A resposta de Jack Jesus foi sacudir as longas madeixas e dizer com uma voz que preenchia todos os espaços:
- Nunca ouviu falar em "vinde a mim as criancinhas", mente suja?"

7.7.09

Querido Diário

Rio, 19 de novembro de 1994.
Usei o modem para conversar com o computador do dindo. Legal! Ele escreve lá, sai aqui. Eu escrevo aqui, sai lá. Até me passou um arquivo!
Legal mesmo!
Simone


Lembro que foi muito complicado - tive que pedir para a minha avó e a empregada ficarem longe do telefone, e depois gritei para elas virem ver porque algo impensável havia acontecido - uma imagem tinha se materializado no meu computador, mais exatamente esta:

Era esse tipo de incidente que eu registrava no meu diário cor-de-rosa. Trocar arquivos pela internet com o padrinho. Ganhar concursos. Criticar os canais da recém-instalada NET. Reclamar que meus amigos só vinham à minha casa pra jogar videogame.
Eu nunca falava de livros, mas é visível o quanto eles influenciavam a minha linguagem no diário.

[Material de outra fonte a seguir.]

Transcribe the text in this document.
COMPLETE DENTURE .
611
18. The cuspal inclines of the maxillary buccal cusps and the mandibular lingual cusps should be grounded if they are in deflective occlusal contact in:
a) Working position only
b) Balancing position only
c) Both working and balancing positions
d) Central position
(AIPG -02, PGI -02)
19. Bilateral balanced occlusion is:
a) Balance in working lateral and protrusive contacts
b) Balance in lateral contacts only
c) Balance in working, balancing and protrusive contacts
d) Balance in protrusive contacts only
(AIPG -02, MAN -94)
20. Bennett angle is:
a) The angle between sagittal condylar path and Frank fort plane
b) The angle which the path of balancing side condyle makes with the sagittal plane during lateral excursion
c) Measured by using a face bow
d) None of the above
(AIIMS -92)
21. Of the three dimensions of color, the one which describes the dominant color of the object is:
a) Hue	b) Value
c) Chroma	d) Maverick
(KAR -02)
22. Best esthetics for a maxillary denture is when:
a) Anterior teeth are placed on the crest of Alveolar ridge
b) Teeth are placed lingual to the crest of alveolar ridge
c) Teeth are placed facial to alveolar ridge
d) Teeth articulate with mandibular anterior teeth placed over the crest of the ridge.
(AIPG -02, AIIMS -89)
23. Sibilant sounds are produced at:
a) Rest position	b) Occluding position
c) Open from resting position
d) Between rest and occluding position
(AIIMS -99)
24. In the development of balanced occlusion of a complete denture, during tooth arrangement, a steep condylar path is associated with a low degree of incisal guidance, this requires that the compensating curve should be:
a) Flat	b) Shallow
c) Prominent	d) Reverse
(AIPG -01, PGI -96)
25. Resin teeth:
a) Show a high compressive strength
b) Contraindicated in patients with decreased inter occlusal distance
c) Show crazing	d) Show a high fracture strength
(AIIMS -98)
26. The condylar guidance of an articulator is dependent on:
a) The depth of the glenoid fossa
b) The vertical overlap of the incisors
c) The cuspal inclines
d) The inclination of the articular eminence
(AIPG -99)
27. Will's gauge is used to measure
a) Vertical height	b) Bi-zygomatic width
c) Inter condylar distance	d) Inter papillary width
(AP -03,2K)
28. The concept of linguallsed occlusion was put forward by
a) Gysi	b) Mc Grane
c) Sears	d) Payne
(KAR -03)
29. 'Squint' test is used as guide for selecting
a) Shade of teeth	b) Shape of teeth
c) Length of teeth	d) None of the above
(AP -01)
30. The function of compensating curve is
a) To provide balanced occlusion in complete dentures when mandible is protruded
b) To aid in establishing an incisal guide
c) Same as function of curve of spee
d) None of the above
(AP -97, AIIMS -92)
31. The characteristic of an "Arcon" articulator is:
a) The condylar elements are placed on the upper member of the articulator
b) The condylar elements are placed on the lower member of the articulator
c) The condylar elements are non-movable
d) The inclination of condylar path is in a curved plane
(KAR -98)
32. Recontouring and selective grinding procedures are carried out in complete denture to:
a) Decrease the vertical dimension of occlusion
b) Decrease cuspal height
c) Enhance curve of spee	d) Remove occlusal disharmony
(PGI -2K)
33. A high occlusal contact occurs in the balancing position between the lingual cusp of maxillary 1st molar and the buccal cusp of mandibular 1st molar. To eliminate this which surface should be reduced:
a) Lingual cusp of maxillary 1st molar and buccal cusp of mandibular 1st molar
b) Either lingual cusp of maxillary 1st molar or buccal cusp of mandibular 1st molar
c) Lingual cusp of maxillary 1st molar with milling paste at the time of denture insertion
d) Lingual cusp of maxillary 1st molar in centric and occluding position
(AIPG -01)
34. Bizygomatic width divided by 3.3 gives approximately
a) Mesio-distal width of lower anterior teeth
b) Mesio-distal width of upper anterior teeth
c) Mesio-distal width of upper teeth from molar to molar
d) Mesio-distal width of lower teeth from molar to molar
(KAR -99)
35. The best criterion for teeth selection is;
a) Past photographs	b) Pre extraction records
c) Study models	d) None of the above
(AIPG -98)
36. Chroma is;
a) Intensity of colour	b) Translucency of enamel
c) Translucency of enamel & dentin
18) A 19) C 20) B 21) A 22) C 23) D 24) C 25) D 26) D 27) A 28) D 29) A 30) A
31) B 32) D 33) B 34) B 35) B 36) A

Quando comecei meu primeiro diário sério, aos seis anos, eu imitava a tradução portuguesa do Diário de Anne Frank, usando um vocabulário muitíssimo mal-colocado (eu não "brigava", eu "pelejava", entende?).
Mas eu queria mesmo é ter achado meu "diário" no caderno dos Transformers que eu ganhei de brinde no aniversário de quatro anos do Igor, mantido dos meus 3 a 5 anos de idade. Tudo o que ele continha eram desenhos e rabiscos incompreensíveis, porque eu não sabia escrever, embora já bolasse frases e ficasse angustiada por não saber registrá-las, rabiscando, por isso, as linhas do caderno dos Transformers. Mas depois eu ficava frustradíssima porque não conseguia ler o que tinha "escrito".
Eu gostava muito do caderno dos Transformers porque, pra mim, aqueles robôs gigantes estavam protegendo meus segredos. Bem melhor que os ursinhos que me deram depois para o mesmo fim.

6.7.09

Chespirito

Agora que li Hamlet é que entendi porque Roberto Bolaños, criador do Chaves, era conhecido como Chespirito ("Shakespearito").
- Alguém se lembra do episódio em que Dona Neves se faz de louca porque "os loucos não têm responsabilidade por seus atos" e, portanto, não precisam pagar aluguel? Pois então: Hamlet.
- E o episódio dos baldes d'água, onde se diz que "a loucura se cura com um choque forte"? Também há uma fala assim em Hamlet.
- Aparições de fantasma em Chapolim, mais assustadoras porque descritas vividamente por outro personagem
- Episódio de Seu Madruga achando que vai morrer
- Sr. Furtado e sua culpa oculta
- Professor Girafales e Chiquinha = Polonius e Hamlet
- Professor Girafales e Quico = Claudius e Hamlet
- Tenho certeza de que vi essa história do rei acabar virando cocô de mendigo em algum episódio

Imagino um exímio contador de histórias se dando conta de que está no México, e não na Inglaterra elisabetana, e percebendo que tem que fazer um seriado mambembe e humorístico, e não peças imortais. Do mesmo modo, uns se especializam em Shakespeare, outros em Chespirito. E você, percebe?